Copyright is held by the author.

AGNES STOOD in front of the small kitchen mirror, her newly flame-orange hair swept up into a neat knotted nest, the fashionable beehive of the mid to late ’50s.

“Ow ‘oo thoin’ ‘oney?” her voice mimics itself through her tightly drawn lips, pulled back to receive the oily coat of bright orange lipstick she applied, back and forth, back and forth.

“Fine. Where you going?” The exploits of this woman, at least the part of them she confessed to me, never failed to engage me.

“Going out with Bill tonight.” She picked up a comb, teeth on one end, skinny handle on the other, gathered an already obedient clump of hair and expertly ratted it by dragging the comb ferociously down the upright held strands, then lying the tormented group against the oval of her hive, squirted another layer of hair spray on top of the whole.

“I thought your boyfriend was Brian?”

“Oh, that’s over..oh, have you heard this song?” She strode two steps to the top of the fridge and turned the knob on the round brown radio where Bobby Darin sang Thing.

“Things…like a walk in the park…Things, like a kiss in the dark…” She sang along as I slowly shook my head.
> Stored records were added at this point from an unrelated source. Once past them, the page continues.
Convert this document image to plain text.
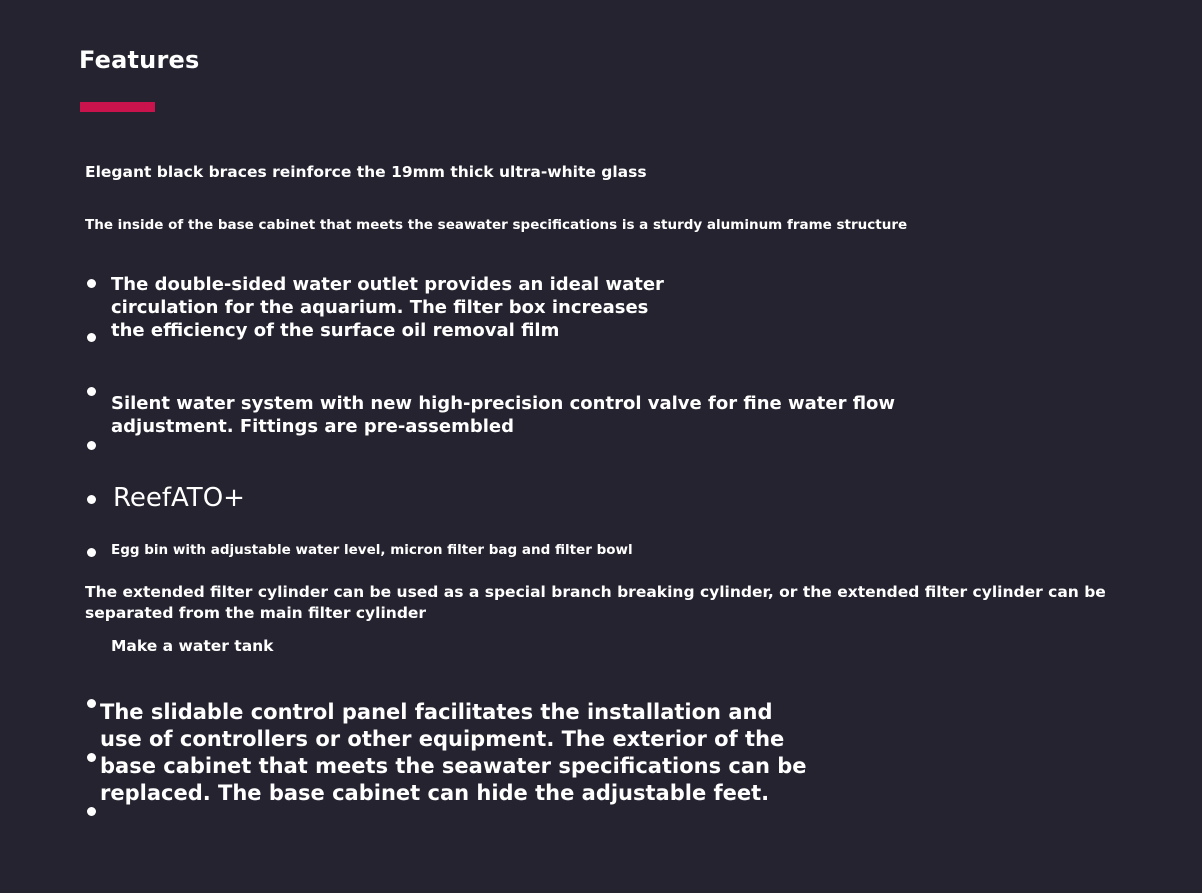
Features
Elegant black braces reinforce the 19mm thick ultra-white glass
The inside of the base cabinet that meets the seawater specifications is a sturdy aluminum frame structure
The double-sided water outlet provides an ideal water
circulation for the aquarium. The filter box increases
the efficiency of the surface oil removal film
Silent water system with new high-precision control valve for fine water flow
adjustment. Fittings are pre-assembled
ReefATO+
Egg bin with adjustable water level, micron filter bag and filter bowl
The extended filter cylinder can be used as a special branch breaking cylinder, or the extended filter cylinder can be
separated from the main filter cylinder
Make a water tank
The slidable control panel facilitates the installation and
use of controllers or other equipment. The exterior of the
base cabinet that meets the seawater specifications can be
replaced. The base cabinet can hide the adjustable feet.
I had not heard it, but now absorbed each word.

“What about the night we cried?” she sang, then said as Bobby softly recounted his memories in the background, “I love that line. Except…” She paused. “We never did. I mean as a boyfriend Brian did not take me for a walk in the park, or a sail boat ride, or, you know, things, like Bobby Darin says, things you’re supposed to do.”
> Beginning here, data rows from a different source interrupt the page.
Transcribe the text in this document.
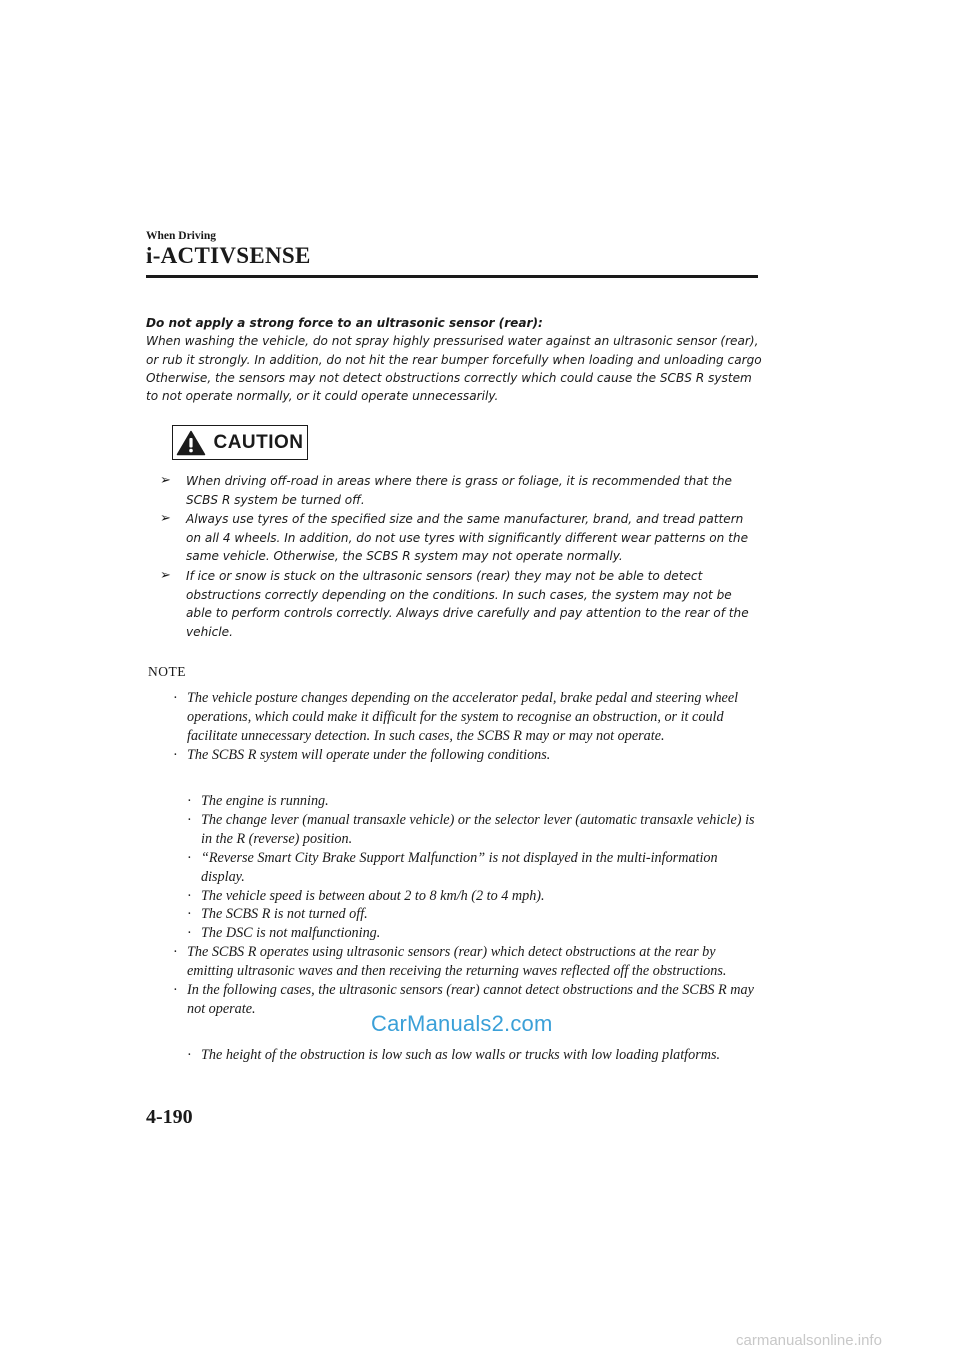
When Driving
i-ACTIVSENSE
Do not apply a strong force to an ultrasonic sensor (rear):

When washing the vehicle, do not spray highly pressurised water against an ultrasonic sensor (rear), or rub it strongly. In addition, do not hit the rear bumper forcefully when loading and unloading cargo Otherwise, the sensors may not detect obstructions correctly which could cause the SCBS R system to not operate normally, or it could operate unnecessarily.

CAUTION
➢ When driving off-road in areas where there is grass or foliage, it is recommended that the SCBS R system be turned off.
➢ Always use tyres of the specified size and the same manufacturer, brand, and tread pattern on all 4 wheels. In addition, do not use tyres with significantly different wear patterns on the same vehicle. Otherwise, the SCBS R system may not operate normally.
➢ If ice or snow is stuck on the ultrasonic sensors (rear) they may not be able to detect obstructions correctly depending on the conditions. In such cases, the system may not be able to perform controls correctly. Always drive carefully and pay attention to the rear of the vehicle.
NOTE
· The vehicle posture changes depending on the accelerator pedal, brake pedal and steering wheel operations, which could make it difficult for the system to recognise an obstruction, or it could facilitate unnecessary detection. In such cases, the SCBS R may or may not operate.
· The SCBS R system will operate under the following conditions.
· The engine is running.
· The change lever (manual transaxle vehicle) or the selector lever (automatic transaxle vehicle) is in the R (reverse) position.
· “Reverse Smart City Brake Support Malfunction” is not displayed in the multi-information display.
· The vehicle speed is between about 2 to 8 km/h (2 to 4 mph).
· The SCBS R is not turned off.
· The DSC is not malfunctioning.
· The SCBS R operates using ultrasonic sensors (rear) which detect obstructions at the rear by emitting ultrasonic waves and then receiving the returning waves reflected off the obstructions.
· In the following cases, the ultrasonic sensors (rear) cannot detect obstructions and the SCBS R may not operate.
· The height of the obstruction is low such as low walls or trucks with low loading platforms.
CarManuals2.com
4-190
carmanualsonline.info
“Maybe he was busy.” My eight years to her 15 going on 25 showed.

“Yeah. He was. Busy dating another girl,” Agnes said in the voice of knowing about the world I so admired.
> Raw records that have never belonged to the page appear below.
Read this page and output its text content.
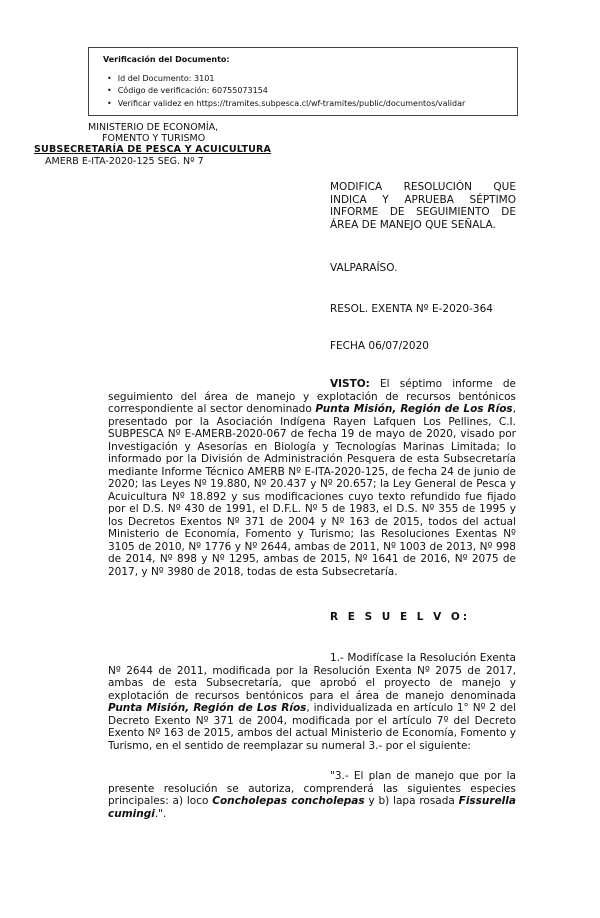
Verificación del Documento:
• Id del Documento: 3101
• Código de verificación: 60755073154
• Verificar validez en https://tramites.subpesca.cl/wf-tramites/public/documentos/validar
MINISTERIO DE ECONOMÍA,
FOMENTO Y TURISMO
SUBSECRETARÍA DE PESCA Y ACUICULTURA
AMERB E-ITA-2020-125 SEG. Nº 7
MODIFICA RESOLUCIÓN QUE INDICA Y APRUEBA SÉPTIMO INFORME DE SEGUIMIENTO DE ÁREA DE MANEJO QUE SEÑALA.
VALPARAÍSO.
RESOL. EXENTA Nº E-2020-364
FECHA 06/07/2020
VISTO: El séptimo informe de seguimiento del área de manejo y explotación de recursos bentónicos correspondiente al sector denominado Punta Misión, Región de Los Ríos, presentado por la Asociación Indígena Rayen Lafquen Los Pellines, C.I. SUBPESCA Nº E-AMERB-2020-067 de fecha 19 de mayo de 2020, visado por Investigación y Asesorías en Biología y Tecnologías Marinas Limitada; lo informado por la División de Administración Pesquera de esta Subsecretaría mediante Informe Técnico AMERB Nº E-ITA-2020-125, de fecha 24 de junio de 2020; las Leyes Nº 19.880, Nº 20.437 y Nº 20.657; la Ley General de Pesca y Acuicultura Nº 18.892 y sus modificaciones cuyo texto refundido fue fijado por el D.S. Nº 430 de 1991, el D.F.L. Nº 5 de 1983, el D.S. Nº 355 de 1995 y los Decretos Exentos Nº 371 de 2004 y Nº 163 de 2015, todos del actual Ministerio de Economía, Fomento y Turismo; las Resoluciones Exentas Nº 3105 de 2010, Nº 1776 y Nº 2644, ambas de 2011, Nº 1003 de 2013, Nº 998 de 2014, Nº 898 y Nº 1295, ambas de 2015, Nº 1641 de 2016, Nº 2075 de 2017, y Nº 3980 de 2018, todas de esta Subsecretaría.
R E S U E L V O:
1.- Modifícase la Resolución Exenta Nº 2644 de 2011, modificada por la Resolución Exenta Nº 2075 de 2017, ambas de esta Subsecretaría, que aprobó el proyecto de manejo y explotación de recursos bentónicos para el área de manejo denominada Punta Misión, Región de Los Ríos, individualizada en artículo 1° Nº 2 del Decreto Exento Nº 371 de 2004, modificada por el artículo 7º del Decreto Exento Nº 163 de 2015, ambos del actual Ministerio de Economía, Fomento y Turismo, en el sentido de reemplazar su numeral 3.- por el siguiente:
"3.- El plan de manejo que por la presente resolución se autoriza, comprenderá las siguientes especies principales: a) loco Concholepas concholepas y b) lapa rosada Fissurella cumingi.".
“Are you sure?” I blurted out. I had seen Agnes, her hair naturally mousy brown, dyed black and her eyes mascara’d and deeply lined in black with wing tips out the corners. I had watched her apply these lines as she prepared for her dates with him, the one she called “the one.”

“It’s just a feeling I have,” she had answered my questions about how she knew he was the one. “A feeling deep in here, you know?” her fisted hand landed briefly across her belly.

“And,” she had said, leaning over to kiss me lightly on my cheek, “because I am so happy. That’s how you know. And…” She had stood back, looking down at me. “…When it’s your turn, that’s how you’ll know.”

Now he had dated another?

“How do you know?” I asked again, about her belief he had cheated on her.

“Oh, rumours,” she said.

“You shouldn’t believe rumours. Where’s the proof?”

Agnes paused, considered, took a drag off her cigarette. “She told me.”

She said this with enough drama my feet flew to the floor from their perch on the chair’s spool.

“She did? The one he dated?”

This human feeling stuff was more complicated than I’d imagined.